Los líderes de ambos países acogieron positivamente la tregua anunciada por Estados Unidos, aunque expresaron cautela sobre su durabilidad y pidieron el fin de las hostilidades.
Francia y Pakistán recibieron con beneplácito el alto el fuego anunciado por el presidente de Estados Unidos, Donald Trump, para el conflicto entre Israel y el grupo Hezbolá en el Líbano. El presidente francés, Emmanuel Macron, apoyó la medida pero advirtió que podría verse socavada por la continuación de operaciones militares.
«Apoyo plenamente el alto el fuego entre Hezbolá e Israel anunciado ayer por el presidente Trump», declaró Macron. No obstante, manifestó su preocupación de que la tregua «pueda ya verse socavada por la continuación de operaciones», según un cable de la agencia Xinhua. El mandatario francés pidió garantizar la seguridad de las poblaciones civiles, que Hezbolá renuncie a sus armas y que Israel respete la soberanía libanesa.
Por su parte, el primer ministro de Pakistán, Shehbaz Sharif, recibió con satisfacción el anuncio, expresando la esperanza de que abra el camino hacia una paz sostenible en la región. En un comunicado en la red social X, Sharif afirmó que la tregua fue alcanzada mediante esfuerzos diplomáticos y subrayó la importancia del diálogo. Reafirmó el «apoyo inquebrantable de Pakistán a la soberanía e integridad territorial del Líbano» y su respaldo a iniciativas de paz duradera.
El alto el fuego, de diez días, entró en vigor la medianoche del jueves al viernes hora local.

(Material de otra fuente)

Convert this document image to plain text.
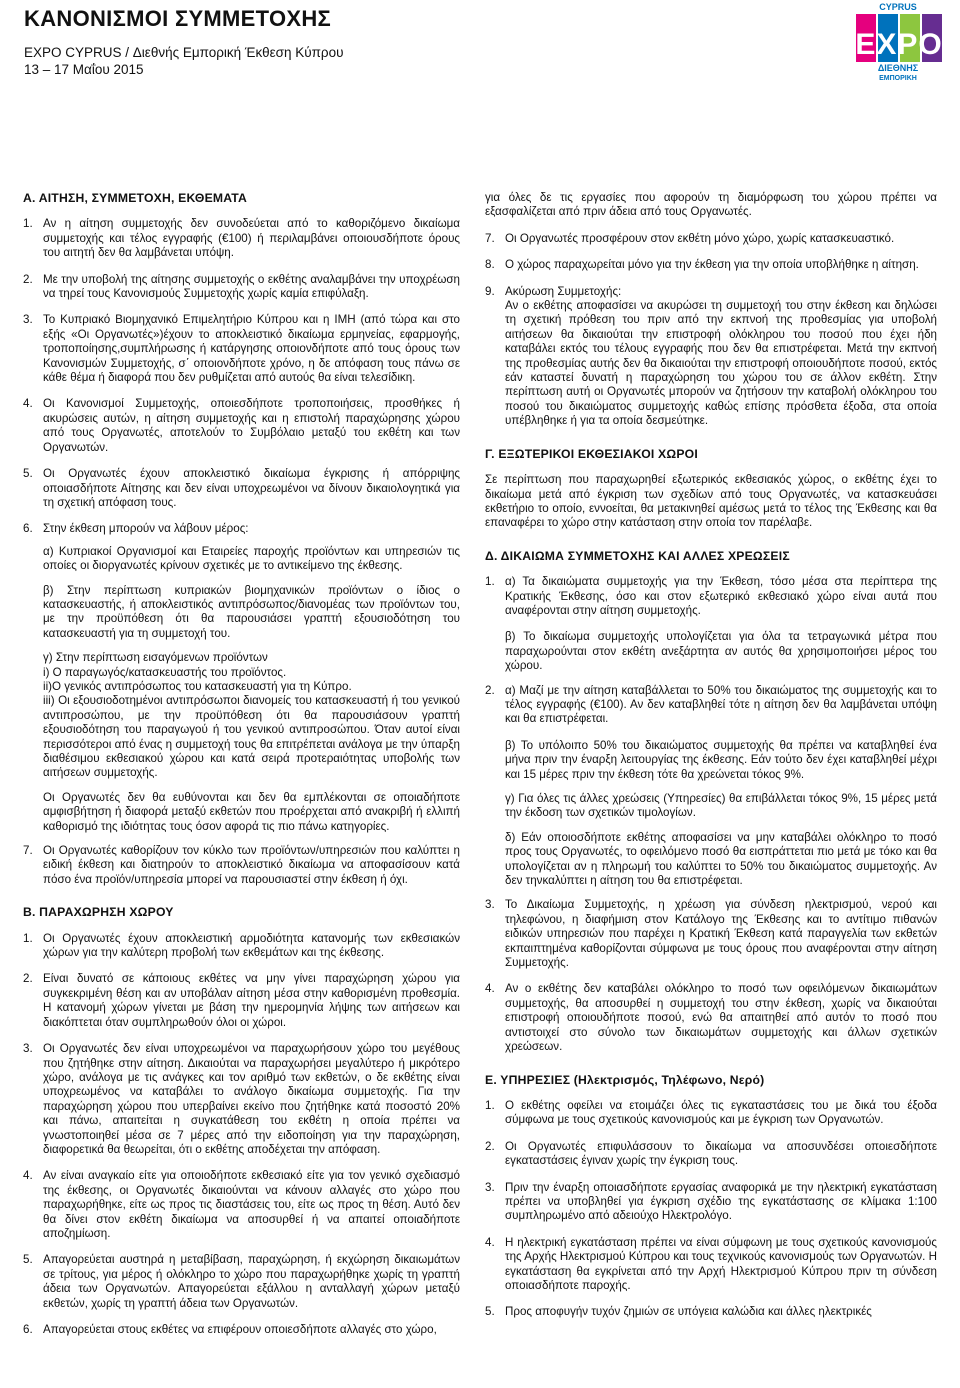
ΚΑΝΟΝΙΣΜΟΙ ΣΥΜΜΕΤΟΧΗΣ
EXPO CYPRUS / Διεθνής Εμπορική Έκθεση Κύπρου
13 – 17 Μαΐου 2015
CYPRUS
EXPO
ΔΙΕΘΝΗΣ
ΕΜΠΟΡΙΚΗ
Α. ΑΙΤΗΣΗ, ΣΥΜΜΕΤΟΧΗ, ΕΚΘΕΜΑΤΑ
1. Αν η αίτηση συμμετοχής δεν συνοδεύεται από το καθοριζόμενο δικαίωμα συμμετοχής και τέλος εγγραφής (€100) ή περιλαμβάνει οποιουσδήποτε όρους του αιτητή δεν θα λαμβάνεται υπόψη.
2. Με την υποβολή της αίτησης συμμετοχής ο εκθέτης αναλαμβάνει την υποχρέωση να τηρεί τους Κανονισμούς Συμμετοχής χωρίς καμία επιφύλαξη.
3. Το Κυπριακό Βιομηχανικό Επιμελητήριο Κύπρου και η ΙΜΗ (από τώρα και στο εξής «Οι Οργανωτές»)έχουν το αποκλειστικό δικαίωμα ερμηνείας, εφαρμογής, τροποποίησης,συμπλήρωσης ή κατάργησης οποιονδήποτε από τους όρους των Κανονισμών Συμμετοχής, σ΄ οποιονδήποτε χρόνο, η δε απόφαση τους πάνω σε κάθε θέμα ή διαφορά που δεν ρυθμίζεται από αυτούς θα είναι τελεσίδικη.
4. Οι Κανονισμοί Συμμετοχής, οποιεσδήποτε τροποποιήσεις, προσθήκες ή ακυρώσεις αυτών, η αίτηση συμμετοχής και η επιστολή παραχώρησης χώρου από τους Οργανωτές, αποτελούν το Συμβόλαιο μεταξύ του εκθέτη και των Οργανωτών.
5. Οι Οργανωτές έχουν αποκλειστικό δικαίωμα έγκρισης ή απόρριψης οποιασδήποτε Αίτησης και δεν είναι υποχρεωμένοι να δίνουν δικαιολογητικά για τη σχετική απόφαση τους.
6. Στην έκθεση μπορούν να λάβουν μέρος:

α) Κυπριακοί Οργανισμοί και Εταιρείες παροχής προϊόντων και υπηρεσιών τις οποίες οι διοργανωτές κρίνουν σχετικές με το αντικείμενο της έκθεσης.

β) Στην περίπτωση κυπριακών βιομηχανικών προϊόντων ο ίδιος ο κατασκευαστής, ή αποκλειστικός αντιπρόσωπος/διανομέας των προϊόντων του, με την προϋπόθεση ότι θα παρουσιάσει γραπτή εξουσιοδότηση του κατασκευαστή για τη συμμετοχή του.

γ) Στην περίπτωση εισαγόμενων προϊόντων

i) Ο παραγωγός/κατασκευαστής του προϊόντος.

ii)Ο γενικός αντιπρόσωπος του κατασκευαστή για τη Κύπρο.

iii) Οι εξουσιοδοτημένοι αντιπρόσωποι διανομείς του κατασκευαστή ή του γενικού αντιπροσώπου, με την προϋπόθεση ότι θα παρουσιάσουν γραπτή εξουσιοδότηση του παραγωγού ή του γενικού αντιπροσώπου. Όταν αυτοί είναι περισσότεροι από ένας η συμμετοχή τους θα επιτρέπεται ανάλογα με την ύπαρξη διαθέσιμου εκθεσιακού χώρου και κατά σειρά προτεραιότητας υποβολής των αιτήσεων συμμετοχής.

Οι Οργανωτές δεν θα ευθύνονται και δεν θα εμπλέκονται σε οποιαδήποτε αμφισβήτηση ή διαφορά μεταξύ εκθετών που προέρχεται από ανακριβή ή ελλιπή καθορισμό της ιδιότητας τους όσον αφορά τις πιο πάνω κατηγορίες.

7. Οι Οργανωτές καθορίζουν τον κύκλο των προϊόντων/υπηρεσιών που καλύπτει η ειδική έκθεση και διατηρούν το αποκλειστικό δικαίωμα να αποφασίσουν κατά πόσο ένα προϊόν/υπηρεσία μπορεί να παρουσιαστεί στην έκθεση ή όχι.
Β. ΠΑΡΑΧΩΡΗΣΗ ΧΩΡΟΥ
1. Οι Οργανωτές έχουν αποκλειστική αρμοδιότητα κατανομής των εκθεσιακών χώρων για την καλύτερη προβολή των εκθεμάτων και της έκθεσης.
2. Είναι δυνατό σε κάποιους εκθέτες να μην γίνει παραχώρηση χώρου για συγκεκριμένη θέση και αν υποβάλαν αίτηση μέσα στην καθορισμένη προθεσμία. Η κατανομή χώρων γίνεται με βάση την ημερομηνία λήψης των αιτήσεων και διακόπτεται όταν συμπληρωθούν όλοι οι χώροι.
3. Οι Οργανωτές δεν είναι υποχρεωμένοι να παραχωρήσουν χώρο του μεγέθους που ζητήθηκε στην αίτηση. Δικαιούται να παραχωρήσει μεγαλύτερο ή μικρότερο χώρο, ανάλογα με τις ανάγκες και τον αριθμό των εκθετών, ο δε εκθέτης είναι υποχρεωμένος να καταβάλει το ανάλογο δικαίωμα συμμετοχής. Για την παραχώρηση χώρου που υπερβαίνει εκείνο που ζητήθηκε κατά ποσοστό 20% και πάνω, απαιτείται η συγκατάθεση του εκθέτη η οποία πρέπει να γνωστοποιηθεί μέσα σε 7 μέρες από την ειδοποίηση για την παραχώρηση, διαφορετικά θα θεωρείται, ότι ο εκθέτης αποδέχεται την απόφαση.
4. Αν είναι αναγκαίο είτε για οποιοδήποτε εκθεσιακό είτε για τον γενικό σχεδιασμό της έκθεσης, οι Οργανωτές δικαιούνται να κάνουν αλλαγές στο χώρο που παραχωρήθηκε, είτε ως προς τις διαστάσεις του, είτε ως προς τη θέση. Αυτό δεν θα δίνει στον εκθέτη δικαίωμα να αποσυρθεί ή να απαιτεί οποιαδήποτε αποζημίωση.
5. Απαγορεύεται αυστηρά η μεταβίβαση, παραχώρηση, ή εκχώρηση δικαιωμάτων σε τρίτους, για μέρος ή ολόκληρο το χώρο που παραχωρήθηκε χωρίς τη γραπτή άδεια των Οργανωτών. Απαγορεύεται εξάλλου η ανταλλαγή χώρων μεταξύ εκθετών, χωρίς τη γραπτή άδεια των Οργανωτών.
6. Απαγορεύεται στους εκθέτες να επιφέρουν οποιεσδήποτε αλλαγές στο χώρο,

για όλες δε τις εργασίες που αφορούν τη διαμόρφωση του χώρου πρέπει να εξασφαλίζεται από πριν άδεια από τους Οργανωτές.

7. Οι Οργανωτές προσφέρουν στον εκθέτη μόνο χώρο, χωρίς κατασκευαστικό.
8. Ο χώρος παραχωρείται μόνο για την έκθεση για την οποία υποβλήθηκε η αίτηση.
9. Ακύρωση Συμμετοχής:
Αν ο εκθέτης αποφασίσει να ακυρώσει τη συμμετοχή του στην έκθεση και δηλώσει τη σχετική πρόθεση του πριν από την εκπνοή της προθεσμίας για υποβολή αιτήσεων θα δικαιούται την επιστροφή ολόκληρου του ποσού που έχει ήδη καταβάλει εκτός του τέλους εγγραφής που δεν θα επιστρέφεται. Μετά την εκπνοή της προθεσμίας αυτής δεν θα δικαιούται την επιστροφή οποιουδήποτε ποσού, εκτός εάν καταστεί δυνατή η παραχώρηση του χώρου του σε άλλον εκθέτη. Στην περίπτωση αυτή οι Οργανωτές μπορούν να ζητήσουν την καταβολή ολόκληρου του ποσού του δικαιώματος συμμετοχής καθώς επίσης πρόσθετα έξοδα, στα οποία υπέβληθηκε ή για τα οποία δεσμεύτηκε.
Γ. ΕΞΩΤΕΡΙΚΟΙ ΕΚΘΕΣΙΑΚΟΙ ΧΩΡΟΙ

Σε περίπτωση που παραχωρηθεί εξωτερικός εκθεσιακός χώρος, ο εκθέτης έχει το δικαίωμα μετά από έγκριση των σχεδίων από τους Οργανωτές, να κατασκευάσει εκθετήριο το οποίο, εννοείται, θα μετακινηθεί αμέσως μετά το τέλος της Έκθεσης και θα επαναφέρει το χώρο στην κατάσταση στην οποία τον παρέλαβε.

Δ. ΔΙΚΑΙΩΜΑ ΣΥΜΜΕΤΟΧΗΣ ΚΑΙ ΑΛΛΕΣ ΧΡΕΩΣΕΙΣ
1. α) Τα δικαιώματα συμμετοχής για την Έκθεση, τόσο μέσα στα περίπτερα της Κρατικής Έκθεσης, όσο και στον εξωτερικό εκθεσιακό χώρο είναι αυτά που αναφέρονται στην αίτηση συμμετοχής.

β) Το δικαίωμα συμμετοχής υπολογίζεται για όλα τα τετραγωνικά μέτρα που παραχωρούνται στον εκθέτη ανεξάρτητα αν αυτός θα χρησιμοποιήσει μέρος του χώρου.

2. α) Μαζί με την αίτηση καταβάλλεται το 50% του δικαιώματος της συμμετοχής και το τέλος εγγραφής (€100). Αν δεν καταβληθεί τότε η αίτηση δεν θα λαμβάνεται υπόψη και θα επιστρέφεται.

β) Το υπόλοιπο 50% του δικαιώματος συμμετοχής θα πρέπει να καταβληθεί ένα μήνα πριν την έναρξη λειτουργίας της έκθεσης. Εάν τούτο δεν έχει καταβληθεί μέχρι και 15 μέρες πριν την έκθεση τότε θα χρεώνεται τόκος 9%.

γ) Για όλες τις άλλες χρεώσεις (Υπηρεσίες) θα επιβάλλεται τόκος 9%, 15 μέρες μετά την έκδοση των σχετικών τιμολογίων.

δ) Εάν οποιοσδήποτε εκθέτης αποφασίσει να μην καταβάλει ολόκληρο το ποσό προς τους Οργανωτές, το οφειλόμενο ποσό θα εισπράττεται πιο μετά με τόκο και θα υπολογίζεται αν η πληρωμή του καλύπτει το 50% του δικαιώματος συμμετοχής. Αν δεν τηνκαλύπτει η αίτηση του θα επιστρέφεται.

3. Το Δικαίωμα Συμμετοχής, η χρέωση για σύνδεση ηλεκτρισμού, νερού και τηλεφώνου, η διαφήμιση στον Κατάλογο της Έκθεσης και το αντίτιμο πιθανών ειδικών υπηρεσιών που παρέχει η Κρατική Έκθεση κατά παραγγελία των εκθετών εκπαιπτημένα καθορίζονται σύμφωνα με τους όρους που αναφέρονται στην αίτηση Συμμετοχής.
4. Αν ο εκθέτης δεν καταβάλει ολόκληρο το ποσό των οφειλόμενων δικαιωμάτων συμμετοχής, θα αποσυρθεί η συμμετοχή του στην έκθεση, χωρίς να δικαιούται επιστροφή οποιουδήποτε ποσού, ενώ θα απαιτηθεί από αυτόν το ποσό που αντιστοιχεί στο σύνολο των δικαιωμάτων συμμετοχής και άλλων σχετικών χρεώσεων.
Ε. ΥΠΗΡΕΣΙΕΣ (Ηλεκτρισμός, Τηλέφωνο, Νερό)
1. Ο εκθέτης οφείλει να ετοιμάζει όλες τις εγκαταστάσεις του με δικά του έξοδα σύμφωνα με τους σχετικούς κανονισμούς και με έγκριση των Οργανωτών.
2. Οι Οργανωτές επιφυλάσσουν το δικαίωμα να αποσυνδέσει οποιεσδήποτε εγκαταστάσεις έγιναν χωρίς την έγκριση τους.
3. Πριν την έναρξη οποιασδήποτε εργασίας αναφορικά με την ηλεκτρική εγκατάσταση πρέπει να υποβληθεί για έγκριση σχέδιο της εγκατάστασης σε κλίμακα 1:100 συμπληρωμένο από αδειούχο Ηλεκτρολόγο.
4. Η ηλεκτρική εγκατάσταση πρέπει να είναι σύμφωνη με τους σχετικούς κανονισμούς της Αρχής Ηλεκτρισμού Κύπρου και τους τεχνικούς κανονισμούς των Οργανωτών. Η εγκατάσταση θα εγκρίνεται από την Αρχή Ηλεκτρισμού Κύπρου πριν τη σύνδεση οποιασδήποτε παροχής.
5. Προς αποφυγήν τυχόν ζημιών σε υπόγεια καλώδια και άλλες ηλεκτρικές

Sin embargo, el ministro de Defensa israelí, Israel Katz, afirmó que el objetivo de desarmar a Hezbolá «por medios militares o diplomáticos» sigue vigente, y que las fuerzas israelíes mantendrán el control de las zonas que han ocupado en el Líbano, enfatizando que las operaciones contra el grupo aún no han finalizado.